Moreover, each side must protect its own civilians from the consequences of military operations. The two most important mandates are that military objects should not be located in densely populated areas and that civilians cannot be used in military operations.
Hamas and other militant groups deliberately locate military objects in the middle of civilian areas, firing rockets from residential rooftops, playgrounds and schoolyards. The consequences demonstrate precisely why the law forbids such conduct. The rocket launchers and the militants who man the rocket squads are legitimate military targets for Israeli operations, just as Israeli soldiers and tanks would be legitimate military targets for Hamas. When Israel attacks these targets in densely populated areas, the risks to civilians are greatly exacerbated, even when Israel takes the necessary precautions.

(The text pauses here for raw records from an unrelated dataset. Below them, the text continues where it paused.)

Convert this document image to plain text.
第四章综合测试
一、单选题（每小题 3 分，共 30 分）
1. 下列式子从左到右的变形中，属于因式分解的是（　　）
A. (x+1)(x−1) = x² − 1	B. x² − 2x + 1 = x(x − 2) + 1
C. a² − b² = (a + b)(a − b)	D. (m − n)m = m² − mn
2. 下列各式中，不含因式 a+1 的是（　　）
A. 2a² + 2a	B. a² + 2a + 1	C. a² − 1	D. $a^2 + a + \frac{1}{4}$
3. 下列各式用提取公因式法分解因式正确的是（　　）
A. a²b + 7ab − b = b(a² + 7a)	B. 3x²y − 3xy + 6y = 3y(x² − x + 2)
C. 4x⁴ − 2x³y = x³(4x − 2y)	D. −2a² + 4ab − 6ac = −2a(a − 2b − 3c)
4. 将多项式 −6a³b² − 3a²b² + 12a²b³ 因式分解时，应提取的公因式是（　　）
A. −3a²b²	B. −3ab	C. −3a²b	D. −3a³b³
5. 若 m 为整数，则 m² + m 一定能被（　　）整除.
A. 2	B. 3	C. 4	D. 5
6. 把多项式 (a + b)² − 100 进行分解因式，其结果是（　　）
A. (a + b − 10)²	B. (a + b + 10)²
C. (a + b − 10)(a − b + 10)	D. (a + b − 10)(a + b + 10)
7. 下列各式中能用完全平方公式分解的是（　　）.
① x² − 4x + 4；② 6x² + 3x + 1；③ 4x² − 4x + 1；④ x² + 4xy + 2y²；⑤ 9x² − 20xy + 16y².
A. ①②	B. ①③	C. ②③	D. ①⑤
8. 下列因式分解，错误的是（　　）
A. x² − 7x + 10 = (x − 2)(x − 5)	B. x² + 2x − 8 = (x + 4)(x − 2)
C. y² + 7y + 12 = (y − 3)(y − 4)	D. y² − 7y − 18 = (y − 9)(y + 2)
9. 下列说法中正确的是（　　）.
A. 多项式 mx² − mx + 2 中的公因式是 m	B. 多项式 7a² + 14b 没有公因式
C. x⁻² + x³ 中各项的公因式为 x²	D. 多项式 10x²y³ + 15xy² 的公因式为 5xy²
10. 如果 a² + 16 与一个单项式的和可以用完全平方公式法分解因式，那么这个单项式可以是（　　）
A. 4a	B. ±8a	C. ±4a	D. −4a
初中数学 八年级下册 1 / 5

Using civilians as human shields to protect military targets from attack constitutes a war crime. It also raises broader risks by using them as pawns in a game of chicken, hoping to draw attacks and maximize civilian casualties for strategic and propaganda purposes. Failure to condemn this cynical exploitation of innocent civilians simply facilitates the ability of Hamas and other militants to continue this costly and tragic practice.
The world’s attention can be a critical factor in focusing on the risks to civilians during wartime, thus forming an essential partner to international law’s fundamental obligations for all parties to protect civilians. Using that attention wisely — by highlighting lawful conduct rather than facilitating unlawful conduct — will help maximize these protections. A look at the difference between how Israel and Hamas conduct military operations tells the whole story.
Laurie Blank is the Director of the International Humanitarian Law Clinic at Emory University School of Law and was one of the principal founders of the clinic in 2007. Previously, she was a program officer in the Rule of Law Program at the US Institute of Peace in Washington, DC, where she ran a working group on New Actors in the Implementation and Enforcement of International Humanitarian Law.